Follow-up: Your open-source plugin is popular—1000 users. A security vulnerability is discovered. You need to patch and release urgently, but your core team is unavailable. How would you handle this?
You're licensing a commercial plugin from a vendor. It costs $50K/year. The plugin has a bug that causes queries to return incorrect results 2% of the time. You report it to the vendor; they say "upgrade to next version ($75K/year)." How would you handle vendor plugin reliability and take leverage in negotiations?

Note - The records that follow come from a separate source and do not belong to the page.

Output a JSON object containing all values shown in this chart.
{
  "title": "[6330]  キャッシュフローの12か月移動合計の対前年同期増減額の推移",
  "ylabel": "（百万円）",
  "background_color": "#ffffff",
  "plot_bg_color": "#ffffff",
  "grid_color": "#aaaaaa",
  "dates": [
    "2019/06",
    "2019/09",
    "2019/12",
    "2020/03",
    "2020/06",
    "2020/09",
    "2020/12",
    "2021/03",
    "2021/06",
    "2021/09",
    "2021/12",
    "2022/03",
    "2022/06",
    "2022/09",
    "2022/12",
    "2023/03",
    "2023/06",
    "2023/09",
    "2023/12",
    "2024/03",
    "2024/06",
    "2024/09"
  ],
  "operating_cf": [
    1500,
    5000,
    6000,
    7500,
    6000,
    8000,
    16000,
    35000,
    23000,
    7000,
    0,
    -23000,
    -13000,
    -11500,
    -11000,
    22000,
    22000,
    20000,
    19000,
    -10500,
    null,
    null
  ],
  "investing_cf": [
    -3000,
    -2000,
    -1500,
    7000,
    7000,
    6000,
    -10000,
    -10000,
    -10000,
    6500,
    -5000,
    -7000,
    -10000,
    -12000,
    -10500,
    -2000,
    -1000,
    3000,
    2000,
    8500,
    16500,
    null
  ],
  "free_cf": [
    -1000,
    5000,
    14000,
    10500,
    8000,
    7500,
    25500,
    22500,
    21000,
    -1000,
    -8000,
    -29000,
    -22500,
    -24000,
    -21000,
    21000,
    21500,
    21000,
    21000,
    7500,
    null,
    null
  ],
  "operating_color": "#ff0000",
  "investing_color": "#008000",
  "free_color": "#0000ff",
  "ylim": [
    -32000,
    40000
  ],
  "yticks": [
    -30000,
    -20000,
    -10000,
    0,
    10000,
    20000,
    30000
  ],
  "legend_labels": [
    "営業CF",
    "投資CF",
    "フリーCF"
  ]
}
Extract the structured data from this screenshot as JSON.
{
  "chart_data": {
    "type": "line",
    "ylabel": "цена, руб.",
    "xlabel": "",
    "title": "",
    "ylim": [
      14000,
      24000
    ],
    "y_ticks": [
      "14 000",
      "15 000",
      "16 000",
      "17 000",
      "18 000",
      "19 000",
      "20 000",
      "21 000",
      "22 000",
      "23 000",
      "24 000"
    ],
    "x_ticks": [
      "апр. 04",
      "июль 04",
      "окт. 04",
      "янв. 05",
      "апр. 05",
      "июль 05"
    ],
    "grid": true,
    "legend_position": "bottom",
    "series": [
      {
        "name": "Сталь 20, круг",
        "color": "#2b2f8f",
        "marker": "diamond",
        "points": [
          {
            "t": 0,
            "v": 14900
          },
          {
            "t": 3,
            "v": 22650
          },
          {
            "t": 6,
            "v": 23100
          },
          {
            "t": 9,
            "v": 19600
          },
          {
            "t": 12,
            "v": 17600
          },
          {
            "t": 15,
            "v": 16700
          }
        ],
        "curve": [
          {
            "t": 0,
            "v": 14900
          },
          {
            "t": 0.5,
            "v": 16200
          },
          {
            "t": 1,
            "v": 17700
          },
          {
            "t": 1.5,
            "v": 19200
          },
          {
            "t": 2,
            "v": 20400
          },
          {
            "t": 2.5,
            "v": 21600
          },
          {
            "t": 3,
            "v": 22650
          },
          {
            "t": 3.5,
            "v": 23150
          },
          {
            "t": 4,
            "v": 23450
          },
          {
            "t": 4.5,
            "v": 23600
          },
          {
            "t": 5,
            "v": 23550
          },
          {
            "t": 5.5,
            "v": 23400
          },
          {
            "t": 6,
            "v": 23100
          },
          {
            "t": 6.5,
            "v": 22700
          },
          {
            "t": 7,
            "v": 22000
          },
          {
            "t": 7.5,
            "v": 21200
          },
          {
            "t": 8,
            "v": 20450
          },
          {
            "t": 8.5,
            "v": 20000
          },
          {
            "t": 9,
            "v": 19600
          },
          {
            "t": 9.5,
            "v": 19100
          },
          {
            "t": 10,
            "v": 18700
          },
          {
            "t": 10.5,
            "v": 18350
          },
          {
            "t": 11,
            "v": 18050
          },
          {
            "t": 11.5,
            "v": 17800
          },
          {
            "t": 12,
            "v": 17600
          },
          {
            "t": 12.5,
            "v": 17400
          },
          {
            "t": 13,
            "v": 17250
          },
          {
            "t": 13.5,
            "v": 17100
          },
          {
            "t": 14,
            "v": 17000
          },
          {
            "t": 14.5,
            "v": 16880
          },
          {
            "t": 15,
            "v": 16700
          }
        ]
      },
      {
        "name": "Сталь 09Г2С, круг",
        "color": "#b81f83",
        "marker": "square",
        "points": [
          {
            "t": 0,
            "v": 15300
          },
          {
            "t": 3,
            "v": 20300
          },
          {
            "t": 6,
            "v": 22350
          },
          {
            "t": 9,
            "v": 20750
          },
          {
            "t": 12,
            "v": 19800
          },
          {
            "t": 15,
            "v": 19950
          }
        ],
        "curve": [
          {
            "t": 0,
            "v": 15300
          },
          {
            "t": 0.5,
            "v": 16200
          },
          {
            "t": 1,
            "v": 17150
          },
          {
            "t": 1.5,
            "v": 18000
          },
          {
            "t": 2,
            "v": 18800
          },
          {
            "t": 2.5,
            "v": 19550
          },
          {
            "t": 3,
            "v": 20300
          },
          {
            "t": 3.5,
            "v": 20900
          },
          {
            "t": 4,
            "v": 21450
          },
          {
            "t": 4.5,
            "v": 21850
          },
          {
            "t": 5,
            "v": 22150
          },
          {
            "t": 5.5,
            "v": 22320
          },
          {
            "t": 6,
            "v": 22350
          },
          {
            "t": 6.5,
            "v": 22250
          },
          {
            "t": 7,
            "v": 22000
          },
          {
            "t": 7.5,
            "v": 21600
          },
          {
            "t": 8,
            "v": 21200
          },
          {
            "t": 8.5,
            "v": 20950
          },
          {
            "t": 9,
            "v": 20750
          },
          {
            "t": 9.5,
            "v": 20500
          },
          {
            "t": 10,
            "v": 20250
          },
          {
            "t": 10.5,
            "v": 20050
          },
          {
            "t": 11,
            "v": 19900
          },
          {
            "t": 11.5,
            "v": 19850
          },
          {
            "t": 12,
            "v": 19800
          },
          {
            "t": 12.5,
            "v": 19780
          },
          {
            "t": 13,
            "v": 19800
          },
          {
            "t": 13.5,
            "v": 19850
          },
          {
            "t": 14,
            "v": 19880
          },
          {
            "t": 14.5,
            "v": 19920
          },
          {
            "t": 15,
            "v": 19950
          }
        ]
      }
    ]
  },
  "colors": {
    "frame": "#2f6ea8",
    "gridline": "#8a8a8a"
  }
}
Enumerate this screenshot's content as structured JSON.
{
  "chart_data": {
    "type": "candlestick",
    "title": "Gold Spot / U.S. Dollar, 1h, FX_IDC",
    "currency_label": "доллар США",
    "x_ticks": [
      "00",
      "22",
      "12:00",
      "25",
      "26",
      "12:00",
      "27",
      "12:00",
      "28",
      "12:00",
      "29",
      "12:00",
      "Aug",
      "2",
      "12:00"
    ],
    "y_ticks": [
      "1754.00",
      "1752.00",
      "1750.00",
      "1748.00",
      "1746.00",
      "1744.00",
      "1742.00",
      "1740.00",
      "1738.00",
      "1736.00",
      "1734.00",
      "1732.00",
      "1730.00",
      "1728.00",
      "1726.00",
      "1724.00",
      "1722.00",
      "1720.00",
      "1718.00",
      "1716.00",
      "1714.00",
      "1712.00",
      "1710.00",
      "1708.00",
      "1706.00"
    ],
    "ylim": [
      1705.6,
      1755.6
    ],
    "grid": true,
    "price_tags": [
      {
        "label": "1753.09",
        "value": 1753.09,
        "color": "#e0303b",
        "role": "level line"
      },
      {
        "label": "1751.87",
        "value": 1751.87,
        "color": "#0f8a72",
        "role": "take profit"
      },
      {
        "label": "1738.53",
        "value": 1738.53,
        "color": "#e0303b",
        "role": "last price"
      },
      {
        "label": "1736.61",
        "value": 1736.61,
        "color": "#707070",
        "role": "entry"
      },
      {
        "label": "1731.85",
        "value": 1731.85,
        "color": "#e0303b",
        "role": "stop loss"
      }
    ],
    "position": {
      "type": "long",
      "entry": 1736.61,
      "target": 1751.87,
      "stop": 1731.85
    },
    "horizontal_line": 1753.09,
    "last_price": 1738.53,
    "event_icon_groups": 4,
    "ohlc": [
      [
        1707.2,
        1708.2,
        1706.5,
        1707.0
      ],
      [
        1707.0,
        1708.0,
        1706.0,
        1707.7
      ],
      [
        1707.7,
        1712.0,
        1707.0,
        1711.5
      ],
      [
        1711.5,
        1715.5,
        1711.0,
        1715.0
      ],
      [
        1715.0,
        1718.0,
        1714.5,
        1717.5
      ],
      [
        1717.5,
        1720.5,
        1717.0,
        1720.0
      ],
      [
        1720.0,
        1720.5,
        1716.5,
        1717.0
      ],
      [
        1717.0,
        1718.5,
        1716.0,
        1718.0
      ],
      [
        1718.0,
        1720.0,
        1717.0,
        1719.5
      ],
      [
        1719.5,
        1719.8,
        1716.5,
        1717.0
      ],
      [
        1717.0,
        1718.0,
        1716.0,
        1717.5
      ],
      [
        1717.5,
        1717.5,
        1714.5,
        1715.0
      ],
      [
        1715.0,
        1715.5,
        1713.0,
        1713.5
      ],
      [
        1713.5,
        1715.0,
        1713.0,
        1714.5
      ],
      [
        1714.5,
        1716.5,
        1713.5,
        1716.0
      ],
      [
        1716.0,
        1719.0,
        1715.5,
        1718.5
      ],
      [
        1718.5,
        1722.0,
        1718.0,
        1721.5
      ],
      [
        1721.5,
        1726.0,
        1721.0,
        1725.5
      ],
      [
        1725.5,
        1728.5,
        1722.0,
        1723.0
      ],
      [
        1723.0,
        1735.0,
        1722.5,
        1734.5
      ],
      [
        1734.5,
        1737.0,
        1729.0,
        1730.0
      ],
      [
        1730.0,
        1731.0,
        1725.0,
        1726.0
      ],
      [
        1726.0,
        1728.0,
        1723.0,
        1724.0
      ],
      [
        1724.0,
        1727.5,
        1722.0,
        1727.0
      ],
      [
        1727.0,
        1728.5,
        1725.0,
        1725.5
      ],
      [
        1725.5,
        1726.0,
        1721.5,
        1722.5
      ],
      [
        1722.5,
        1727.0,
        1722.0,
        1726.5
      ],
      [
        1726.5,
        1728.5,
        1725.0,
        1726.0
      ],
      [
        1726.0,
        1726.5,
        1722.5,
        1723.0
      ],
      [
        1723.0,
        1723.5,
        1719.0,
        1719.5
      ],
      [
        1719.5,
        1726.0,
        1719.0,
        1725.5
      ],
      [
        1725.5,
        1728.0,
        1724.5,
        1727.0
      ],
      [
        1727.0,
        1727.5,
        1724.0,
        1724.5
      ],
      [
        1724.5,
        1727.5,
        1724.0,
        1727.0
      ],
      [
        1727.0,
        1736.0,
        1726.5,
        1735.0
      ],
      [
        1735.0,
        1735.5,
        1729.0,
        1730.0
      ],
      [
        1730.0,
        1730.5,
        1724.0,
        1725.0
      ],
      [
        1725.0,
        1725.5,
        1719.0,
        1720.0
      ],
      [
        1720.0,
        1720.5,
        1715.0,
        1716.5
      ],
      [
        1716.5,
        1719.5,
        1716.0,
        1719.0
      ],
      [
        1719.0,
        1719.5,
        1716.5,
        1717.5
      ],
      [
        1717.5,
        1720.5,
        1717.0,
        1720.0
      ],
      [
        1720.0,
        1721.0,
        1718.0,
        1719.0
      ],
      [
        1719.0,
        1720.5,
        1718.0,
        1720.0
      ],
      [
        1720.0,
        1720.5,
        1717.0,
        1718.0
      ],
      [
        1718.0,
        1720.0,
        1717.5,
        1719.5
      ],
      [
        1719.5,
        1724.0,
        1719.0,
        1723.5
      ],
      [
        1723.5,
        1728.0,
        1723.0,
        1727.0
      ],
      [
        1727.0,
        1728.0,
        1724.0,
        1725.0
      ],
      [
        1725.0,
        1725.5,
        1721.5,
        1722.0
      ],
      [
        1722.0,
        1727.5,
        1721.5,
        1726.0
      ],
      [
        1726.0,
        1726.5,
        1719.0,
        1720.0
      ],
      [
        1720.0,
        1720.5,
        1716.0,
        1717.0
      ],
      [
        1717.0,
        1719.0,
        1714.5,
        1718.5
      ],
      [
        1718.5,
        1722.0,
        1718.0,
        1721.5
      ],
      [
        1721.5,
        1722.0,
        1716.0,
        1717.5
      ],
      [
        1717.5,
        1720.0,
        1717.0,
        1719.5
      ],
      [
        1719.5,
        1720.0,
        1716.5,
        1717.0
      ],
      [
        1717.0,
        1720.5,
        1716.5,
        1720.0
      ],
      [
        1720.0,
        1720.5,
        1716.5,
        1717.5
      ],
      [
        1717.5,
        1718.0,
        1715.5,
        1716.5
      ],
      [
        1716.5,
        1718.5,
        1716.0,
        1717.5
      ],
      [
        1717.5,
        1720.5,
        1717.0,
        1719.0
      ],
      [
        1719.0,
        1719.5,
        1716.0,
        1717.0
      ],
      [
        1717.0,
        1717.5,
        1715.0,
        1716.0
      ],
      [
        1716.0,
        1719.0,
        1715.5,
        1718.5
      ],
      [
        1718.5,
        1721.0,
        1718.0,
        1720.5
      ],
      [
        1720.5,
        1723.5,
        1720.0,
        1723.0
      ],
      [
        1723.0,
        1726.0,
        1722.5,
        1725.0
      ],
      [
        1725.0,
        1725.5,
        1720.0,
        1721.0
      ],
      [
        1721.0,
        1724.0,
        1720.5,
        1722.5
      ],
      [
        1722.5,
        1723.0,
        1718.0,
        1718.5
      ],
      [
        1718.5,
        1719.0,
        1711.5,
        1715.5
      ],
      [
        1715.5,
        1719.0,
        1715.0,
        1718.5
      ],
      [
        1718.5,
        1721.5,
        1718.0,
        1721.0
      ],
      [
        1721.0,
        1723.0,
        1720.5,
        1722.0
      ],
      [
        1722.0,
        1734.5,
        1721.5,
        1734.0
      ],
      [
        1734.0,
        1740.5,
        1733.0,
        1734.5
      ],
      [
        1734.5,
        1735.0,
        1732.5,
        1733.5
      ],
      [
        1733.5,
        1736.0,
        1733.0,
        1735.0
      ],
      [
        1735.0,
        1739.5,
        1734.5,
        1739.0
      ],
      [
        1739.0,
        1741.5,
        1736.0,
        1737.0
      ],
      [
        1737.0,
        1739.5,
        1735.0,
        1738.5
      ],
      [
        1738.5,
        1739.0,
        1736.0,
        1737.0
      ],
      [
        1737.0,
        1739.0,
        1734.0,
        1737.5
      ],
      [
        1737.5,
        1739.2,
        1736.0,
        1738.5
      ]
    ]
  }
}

Implement vendor plugin management and reliability assurance: (1) SLA tracking—for commercial plugins, define SLAs: "query accuracy >99.5%", "incident response <4 hours". Document in contract. (2) Reliability metrics—measure plugin behavior: accuracy, latency, availability. Build dashboard showing compliance with SLAs. (3) Incident reporting—establish escalation path with vendor. Each bug should be tracked, prioritized, and assigned. (4) Version management—don't auto-upgrade. Test new versions in staging before upgrading production. Keep current version stable. (5) Audit trail—document all vendor interactions, SLA breaches, promised fixes. Use this leverage in negotiations. (6) Alternative evaluation—when vendors force upgrades, evaluate open-source alternatives. Credible threat of switching improves vendor cooperation. (7) Escrow agreements—for critical plugins, negotiate escrow: if vendor goes out of business, you get source code to maintain yourself. Create vendor scorecard: tracks SLA compliance, incident response time, feature delivery, cost trajectory. Present to vendor periodically. For the accuracy bug, demand: vendor owns the bug fix (no extra cost), timeline for fix (e.g., 30 days), compensation if SLA missed. Implement workarounds while waiting: sample results, verify accuracy, alert on discrepancies. Document the cost of the bug: "2% error rate = X false alerts = Y escalations = Z dollars lost." Use in negotiation: "fix costs $25K in damages; upgrade to next version costs $25K. We're indifferent." Set up exit strategy: maintain data export/migration capability so you can switch plugins if vendor relationship sours.
Follow-up: The vendor refuses to fix the accuracy bug or provide SLA compensation. You need to build an in-house replacement but that takes 6 months. How do you mitigate the interim reliability gap?